Questions rising over Turkey’s overemphasis on coal resources
Turkey has developed a number of plans to diversify its energy resources over the last decade. These plans have accelerated since the jet crisis erupted with Russia, Turkey’s largest energy provider, last November. However, the overemphasis on coal resources in these plans has triggered key environmental questions and other concerns, mainly about labor safety in the mining sector.
The government issued a notice to speed up local coal activities in late February. According to the Energy Ministry’s 2016 Budget Presentation, Turkey could save around $7.2 billion from its annual energy bill if its coal reserves are fully exploited. Coal reserves’ power generation capacity is planned to be increased from 43 billion kWh annually to 57 billion kWh by the end of 2016, according to the government’s plans. By 2023, Turkey wants to add 18.5 gigawatts (GW) of coal-fired electricity generation capacity to its portfolio, increasing the use of local coal reserves as much as possible.
Big “buts” start at this point. The post-2020 Paris Agreement, reached in December 2015, aimed to avert the most calamitous effects of climate change: Severe droughts, floods and storms, and rising seas that would engulf islands and coastal areas populated by hundreds of millions of people around the world. Scientists, business chiefs and analysts all warned at Davos in January that humanity must stop burning coal, oil and gas to power the global economy, or otherwise face an irreversible climate catastrophe. Coal-fired power plants are seen the biggest source of man-made CO2 emissions. Coal is the most unsustainable of fossil fuel resources, experts warn.
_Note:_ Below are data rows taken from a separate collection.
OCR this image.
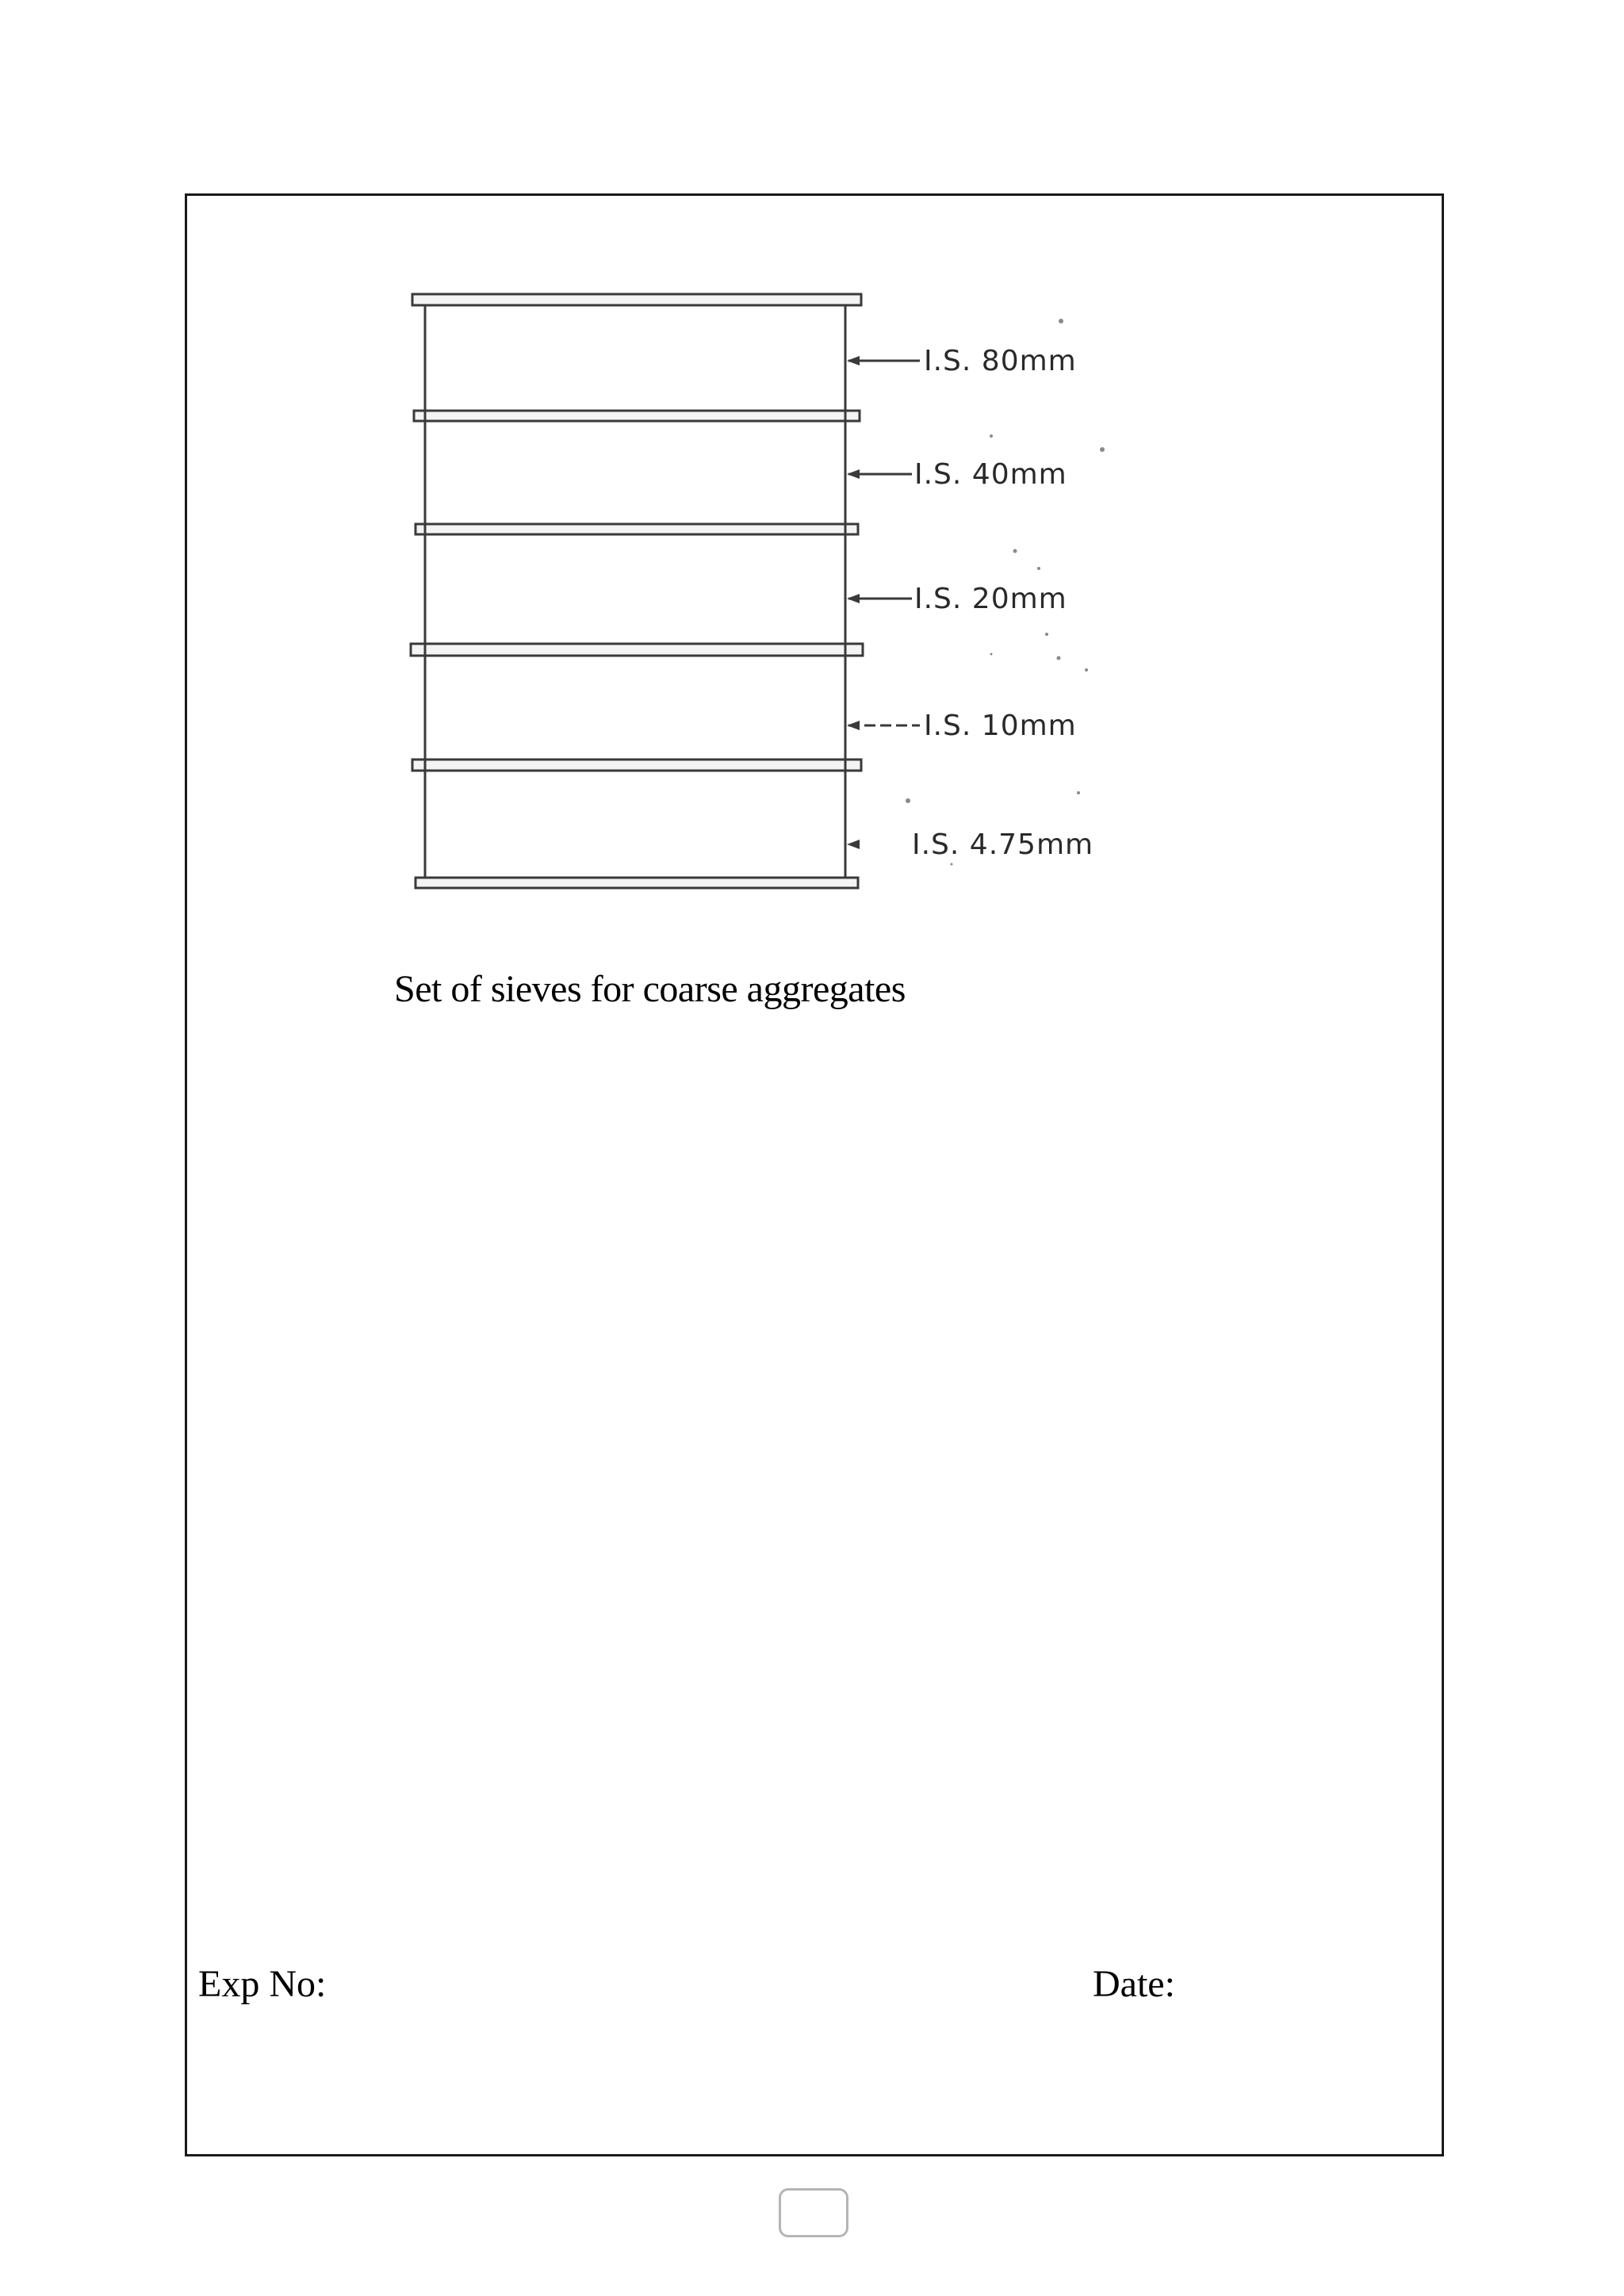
I.S. 80mm
I.S. 40mm
I.S. 20mm
I.S. 10mm
I.S. 4.75mm
Set of sieves for coarse aggregates
Exp No:	Date:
Coal power plant capacity in Turkey is set to almost double over the next four years, adding significantly to already high health costs, according to a May 2015 report from the Health and Environment Alliance (HEAL).
Why is Turkey trying to increase its coal-fired power generation, at a time when many countries have developed policies to gradually end its use? If the main reason is to increase the share of local resources in meeting the country’s skyrocketing electricity demand, shouldn’t we focus on renewables?
Yes, renewable energy technologies are very expensive to import for a country that has a current account deficit problem like Turkey. But the acquisition of such technologies may cost much less for Turkey if global subsidies are increased for renewables. Even tenders for the launch of big renewable power plants - for instance a wind farm on the northern Aegean coastline or a solar farm in Central Anatolia - could be held with the participation of local companies in the bidding consortiums.
Another key question is about ensuring the safety of miners in Turkey. 2014 was a terrible year for mining disasters, with 301 coalminers losing their lives in the Aegean province of Manisa’s Soma district in May of that year - the biggest industrial accident in Turkey’s history. In October 2014, 18 more miners died in the Ermenek district of the Central Anatolian province of Karaman. The lawsuits for both the Soma and Ermenek mine disasters are still ongoing, but it is highly questionable whether the required standards are being ensured across the sector to prevent further deaths.
Developing plans to decrease Turkey’s dependence on foreign energy resources has been positive. But much more effective and environmentally friendly solutions are urgently needed.